"Lo...." Sherin menghentikan aksinya yang ingin menampar Melfa.
"Nga-pain lo di si-ni?" Tanya Sherin gelagapan.
"Lo yang ngapain di sini." Fandra menarik pergelangan tangan Melfa menyuruhnya mundur tepat di belakang tubuhnya yang kekar seperti memberi perlindungan.
"Heh Fan, lo ngapain sih belain cewek ini.
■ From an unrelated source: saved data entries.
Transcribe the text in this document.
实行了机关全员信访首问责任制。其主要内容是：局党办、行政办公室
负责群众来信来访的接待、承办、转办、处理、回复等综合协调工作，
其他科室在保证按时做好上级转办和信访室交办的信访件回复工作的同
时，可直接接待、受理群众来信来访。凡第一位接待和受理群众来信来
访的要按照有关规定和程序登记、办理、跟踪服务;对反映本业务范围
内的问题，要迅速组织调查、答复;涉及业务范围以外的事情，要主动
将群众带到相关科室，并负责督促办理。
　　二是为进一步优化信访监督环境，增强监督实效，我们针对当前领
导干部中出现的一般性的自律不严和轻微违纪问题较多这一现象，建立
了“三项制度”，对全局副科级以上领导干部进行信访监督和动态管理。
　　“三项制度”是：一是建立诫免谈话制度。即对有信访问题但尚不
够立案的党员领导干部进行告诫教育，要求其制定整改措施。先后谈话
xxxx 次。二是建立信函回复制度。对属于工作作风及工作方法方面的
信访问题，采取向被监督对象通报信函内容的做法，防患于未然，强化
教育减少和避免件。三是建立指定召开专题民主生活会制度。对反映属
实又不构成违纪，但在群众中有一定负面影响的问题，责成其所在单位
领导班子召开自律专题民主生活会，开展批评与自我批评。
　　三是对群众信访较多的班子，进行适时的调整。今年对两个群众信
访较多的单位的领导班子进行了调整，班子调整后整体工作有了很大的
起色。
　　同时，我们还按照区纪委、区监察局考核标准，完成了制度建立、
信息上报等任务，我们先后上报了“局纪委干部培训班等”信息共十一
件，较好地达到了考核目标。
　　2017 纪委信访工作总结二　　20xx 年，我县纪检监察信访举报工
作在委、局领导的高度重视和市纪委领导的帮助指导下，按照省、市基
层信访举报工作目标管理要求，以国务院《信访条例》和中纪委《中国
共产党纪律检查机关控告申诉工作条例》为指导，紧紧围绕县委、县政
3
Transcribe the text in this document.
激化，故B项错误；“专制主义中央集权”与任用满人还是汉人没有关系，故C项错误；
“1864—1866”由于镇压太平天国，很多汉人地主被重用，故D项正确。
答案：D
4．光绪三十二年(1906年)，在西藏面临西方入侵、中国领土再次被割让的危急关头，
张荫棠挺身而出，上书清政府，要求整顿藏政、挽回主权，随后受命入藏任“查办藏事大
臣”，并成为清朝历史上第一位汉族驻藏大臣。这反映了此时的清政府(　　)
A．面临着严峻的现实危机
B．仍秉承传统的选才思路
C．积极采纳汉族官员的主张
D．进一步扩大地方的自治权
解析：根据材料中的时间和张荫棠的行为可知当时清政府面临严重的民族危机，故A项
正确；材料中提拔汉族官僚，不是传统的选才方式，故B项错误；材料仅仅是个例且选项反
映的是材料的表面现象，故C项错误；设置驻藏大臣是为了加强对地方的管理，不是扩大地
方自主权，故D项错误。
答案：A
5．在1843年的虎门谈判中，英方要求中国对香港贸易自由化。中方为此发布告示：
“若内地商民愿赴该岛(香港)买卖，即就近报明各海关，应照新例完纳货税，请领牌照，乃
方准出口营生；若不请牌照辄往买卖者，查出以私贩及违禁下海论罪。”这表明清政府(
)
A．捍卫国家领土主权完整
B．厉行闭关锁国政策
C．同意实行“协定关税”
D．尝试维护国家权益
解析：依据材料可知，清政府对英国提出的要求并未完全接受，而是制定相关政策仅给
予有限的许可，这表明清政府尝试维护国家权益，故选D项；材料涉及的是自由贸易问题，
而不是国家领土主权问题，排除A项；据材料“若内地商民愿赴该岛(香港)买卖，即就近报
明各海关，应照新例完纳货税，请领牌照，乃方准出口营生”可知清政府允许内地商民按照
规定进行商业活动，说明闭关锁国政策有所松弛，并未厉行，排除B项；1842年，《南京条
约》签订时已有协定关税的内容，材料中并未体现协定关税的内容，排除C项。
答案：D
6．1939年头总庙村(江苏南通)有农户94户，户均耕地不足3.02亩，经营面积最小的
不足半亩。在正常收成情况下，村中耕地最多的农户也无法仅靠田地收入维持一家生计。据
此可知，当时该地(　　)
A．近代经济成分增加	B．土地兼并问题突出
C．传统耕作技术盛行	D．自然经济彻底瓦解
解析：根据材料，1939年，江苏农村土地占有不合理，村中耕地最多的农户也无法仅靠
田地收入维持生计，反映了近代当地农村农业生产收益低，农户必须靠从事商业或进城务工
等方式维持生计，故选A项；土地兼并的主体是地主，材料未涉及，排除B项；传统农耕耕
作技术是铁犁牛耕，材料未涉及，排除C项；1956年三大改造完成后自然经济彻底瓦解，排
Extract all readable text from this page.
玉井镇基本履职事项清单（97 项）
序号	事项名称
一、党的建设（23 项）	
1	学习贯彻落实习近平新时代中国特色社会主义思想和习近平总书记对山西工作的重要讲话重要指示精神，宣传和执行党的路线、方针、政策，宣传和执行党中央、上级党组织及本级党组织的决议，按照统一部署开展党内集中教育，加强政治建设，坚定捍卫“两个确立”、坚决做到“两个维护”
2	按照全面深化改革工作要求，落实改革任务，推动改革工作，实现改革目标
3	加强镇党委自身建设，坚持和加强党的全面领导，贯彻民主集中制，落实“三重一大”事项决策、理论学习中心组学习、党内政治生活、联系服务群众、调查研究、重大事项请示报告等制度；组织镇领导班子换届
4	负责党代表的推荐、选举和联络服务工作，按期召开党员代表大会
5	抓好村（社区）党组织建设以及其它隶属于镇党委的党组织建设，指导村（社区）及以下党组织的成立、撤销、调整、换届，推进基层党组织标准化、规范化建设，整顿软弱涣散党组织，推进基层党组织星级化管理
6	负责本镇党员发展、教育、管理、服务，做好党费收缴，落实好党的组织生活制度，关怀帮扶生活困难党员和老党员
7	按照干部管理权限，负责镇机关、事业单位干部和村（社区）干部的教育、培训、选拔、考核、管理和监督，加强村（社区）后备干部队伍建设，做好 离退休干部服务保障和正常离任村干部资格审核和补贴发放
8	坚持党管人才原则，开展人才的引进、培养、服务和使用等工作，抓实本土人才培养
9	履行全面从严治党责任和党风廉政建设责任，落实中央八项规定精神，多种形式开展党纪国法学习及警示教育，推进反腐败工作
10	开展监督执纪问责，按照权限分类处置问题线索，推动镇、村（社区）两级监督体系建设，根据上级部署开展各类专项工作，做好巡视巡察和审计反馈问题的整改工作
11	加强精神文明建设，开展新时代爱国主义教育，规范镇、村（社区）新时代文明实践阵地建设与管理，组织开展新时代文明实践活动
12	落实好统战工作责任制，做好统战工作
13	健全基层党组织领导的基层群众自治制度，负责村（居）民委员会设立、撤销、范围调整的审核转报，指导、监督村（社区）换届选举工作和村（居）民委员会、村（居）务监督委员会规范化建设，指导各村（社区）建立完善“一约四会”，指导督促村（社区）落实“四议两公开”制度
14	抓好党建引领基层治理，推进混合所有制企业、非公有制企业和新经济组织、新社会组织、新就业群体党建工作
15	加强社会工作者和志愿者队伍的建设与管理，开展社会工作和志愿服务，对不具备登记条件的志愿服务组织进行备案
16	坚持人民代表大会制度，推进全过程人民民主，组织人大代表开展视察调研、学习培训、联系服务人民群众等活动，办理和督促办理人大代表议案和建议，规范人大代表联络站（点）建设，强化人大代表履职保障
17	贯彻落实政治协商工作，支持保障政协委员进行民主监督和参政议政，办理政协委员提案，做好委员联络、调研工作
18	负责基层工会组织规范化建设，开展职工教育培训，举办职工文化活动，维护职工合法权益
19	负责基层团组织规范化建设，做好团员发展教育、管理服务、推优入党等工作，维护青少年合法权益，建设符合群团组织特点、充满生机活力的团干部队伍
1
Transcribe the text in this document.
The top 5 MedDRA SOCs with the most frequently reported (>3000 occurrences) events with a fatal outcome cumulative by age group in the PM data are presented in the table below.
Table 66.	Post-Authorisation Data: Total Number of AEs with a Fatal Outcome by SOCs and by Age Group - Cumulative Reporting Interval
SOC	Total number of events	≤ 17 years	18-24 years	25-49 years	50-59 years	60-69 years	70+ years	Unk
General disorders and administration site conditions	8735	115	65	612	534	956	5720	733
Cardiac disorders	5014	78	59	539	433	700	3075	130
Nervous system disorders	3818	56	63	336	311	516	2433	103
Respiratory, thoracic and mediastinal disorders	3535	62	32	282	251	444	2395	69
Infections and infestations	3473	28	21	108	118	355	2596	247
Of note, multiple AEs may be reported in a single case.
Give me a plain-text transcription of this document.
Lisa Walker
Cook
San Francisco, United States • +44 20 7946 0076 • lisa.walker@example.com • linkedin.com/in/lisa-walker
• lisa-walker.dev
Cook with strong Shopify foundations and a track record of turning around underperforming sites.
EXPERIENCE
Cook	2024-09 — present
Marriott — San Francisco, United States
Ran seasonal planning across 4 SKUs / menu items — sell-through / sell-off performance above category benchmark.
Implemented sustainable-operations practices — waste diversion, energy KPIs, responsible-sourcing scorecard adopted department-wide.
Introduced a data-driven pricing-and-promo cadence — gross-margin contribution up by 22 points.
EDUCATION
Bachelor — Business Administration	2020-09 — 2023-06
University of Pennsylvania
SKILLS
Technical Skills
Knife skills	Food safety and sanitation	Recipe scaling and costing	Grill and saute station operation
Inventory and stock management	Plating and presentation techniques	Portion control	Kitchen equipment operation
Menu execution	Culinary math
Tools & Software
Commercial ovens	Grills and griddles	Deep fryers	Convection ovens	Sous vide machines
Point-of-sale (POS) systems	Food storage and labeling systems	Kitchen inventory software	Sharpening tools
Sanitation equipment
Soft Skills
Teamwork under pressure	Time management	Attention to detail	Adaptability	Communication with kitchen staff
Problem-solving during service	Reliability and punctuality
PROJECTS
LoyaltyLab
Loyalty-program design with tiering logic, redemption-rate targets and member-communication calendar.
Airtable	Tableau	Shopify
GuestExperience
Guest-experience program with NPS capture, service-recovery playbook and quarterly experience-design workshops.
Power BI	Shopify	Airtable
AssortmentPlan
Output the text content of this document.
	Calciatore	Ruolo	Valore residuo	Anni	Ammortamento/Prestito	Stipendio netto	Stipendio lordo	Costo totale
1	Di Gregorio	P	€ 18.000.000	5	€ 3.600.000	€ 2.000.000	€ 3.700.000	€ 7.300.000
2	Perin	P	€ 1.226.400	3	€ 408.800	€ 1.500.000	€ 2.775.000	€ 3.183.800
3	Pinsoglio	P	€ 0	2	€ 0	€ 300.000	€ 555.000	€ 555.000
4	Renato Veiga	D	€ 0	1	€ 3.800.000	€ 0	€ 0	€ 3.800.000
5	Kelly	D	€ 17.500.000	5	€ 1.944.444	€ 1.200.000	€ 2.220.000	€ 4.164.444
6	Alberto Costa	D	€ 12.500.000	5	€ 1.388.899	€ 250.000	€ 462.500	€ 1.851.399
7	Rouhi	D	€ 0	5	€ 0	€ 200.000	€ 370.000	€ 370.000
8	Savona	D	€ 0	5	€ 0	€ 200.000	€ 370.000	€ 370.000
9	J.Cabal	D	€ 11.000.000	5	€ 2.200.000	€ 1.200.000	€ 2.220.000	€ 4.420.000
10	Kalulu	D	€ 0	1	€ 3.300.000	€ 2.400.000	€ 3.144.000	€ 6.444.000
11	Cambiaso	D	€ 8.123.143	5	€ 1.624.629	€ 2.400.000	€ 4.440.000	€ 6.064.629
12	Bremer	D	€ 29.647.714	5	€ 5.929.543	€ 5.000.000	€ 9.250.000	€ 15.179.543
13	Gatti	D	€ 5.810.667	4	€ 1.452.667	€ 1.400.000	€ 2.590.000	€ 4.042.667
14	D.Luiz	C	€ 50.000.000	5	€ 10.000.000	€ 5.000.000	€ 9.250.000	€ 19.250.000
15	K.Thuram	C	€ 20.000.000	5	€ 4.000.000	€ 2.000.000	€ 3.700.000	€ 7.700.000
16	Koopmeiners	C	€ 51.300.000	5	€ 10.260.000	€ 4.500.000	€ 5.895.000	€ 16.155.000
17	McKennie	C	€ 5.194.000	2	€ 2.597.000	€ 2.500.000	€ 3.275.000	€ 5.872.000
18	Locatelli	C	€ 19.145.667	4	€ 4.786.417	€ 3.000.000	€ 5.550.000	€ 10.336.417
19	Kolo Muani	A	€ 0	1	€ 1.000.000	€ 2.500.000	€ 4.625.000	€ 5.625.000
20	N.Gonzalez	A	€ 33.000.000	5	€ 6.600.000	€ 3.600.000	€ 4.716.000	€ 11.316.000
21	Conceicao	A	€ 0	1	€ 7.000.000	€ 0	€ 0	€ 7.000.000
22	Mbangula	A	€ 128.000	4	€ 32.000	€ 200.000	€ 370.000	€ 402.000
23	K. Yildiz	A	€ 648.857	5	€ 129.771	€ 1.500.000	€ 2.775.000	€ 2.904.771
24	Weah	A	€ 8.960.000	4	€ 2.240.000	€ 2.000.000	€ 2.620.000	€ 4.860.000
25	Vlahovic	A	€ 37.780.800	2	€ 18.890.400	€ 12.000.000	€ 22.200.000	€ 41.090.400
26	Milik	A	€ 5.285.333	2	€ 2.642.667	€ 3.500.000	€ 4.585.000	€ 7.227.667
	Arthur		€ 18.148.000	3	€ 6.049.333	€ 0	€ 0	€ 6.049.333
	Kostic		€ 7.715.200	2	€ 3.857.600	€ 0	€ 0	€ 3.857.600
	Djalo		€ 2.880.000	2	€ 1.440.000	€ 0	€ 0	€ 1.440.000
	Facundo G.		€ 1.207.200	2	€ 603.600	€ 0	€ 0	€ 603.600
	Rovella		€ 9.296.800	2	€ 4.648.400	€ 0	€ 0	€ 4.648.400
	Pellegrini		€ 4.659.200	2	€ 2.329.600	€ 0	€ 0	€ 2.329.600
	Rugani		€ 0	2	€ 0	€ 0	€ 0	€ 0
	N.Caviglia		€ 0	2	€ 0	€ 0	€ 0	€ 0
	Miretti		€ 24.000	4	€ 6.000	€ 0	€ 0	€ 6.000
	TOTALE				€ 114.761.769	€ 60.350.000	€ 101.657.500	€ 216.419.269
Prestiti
Gara-gara dia tau gak, lo dan Keysal berantem, bahkan Keysal sendiri diskor dari sekolah," ucap Sherin, berdelik dengan tampang jijik.
"Apa!! kak Keysal diskor?" Melfa sama sekali tidak tahu jika pacarnya diskor, apalagi sampai bertengkar dengan Fandra karena membelanya.
Meskipun Melfa dan Keysal adalah sepasang kekasih tapi keduanya jarang untuk bertukar kabar walau hanya lewat pesan singkat di room chat.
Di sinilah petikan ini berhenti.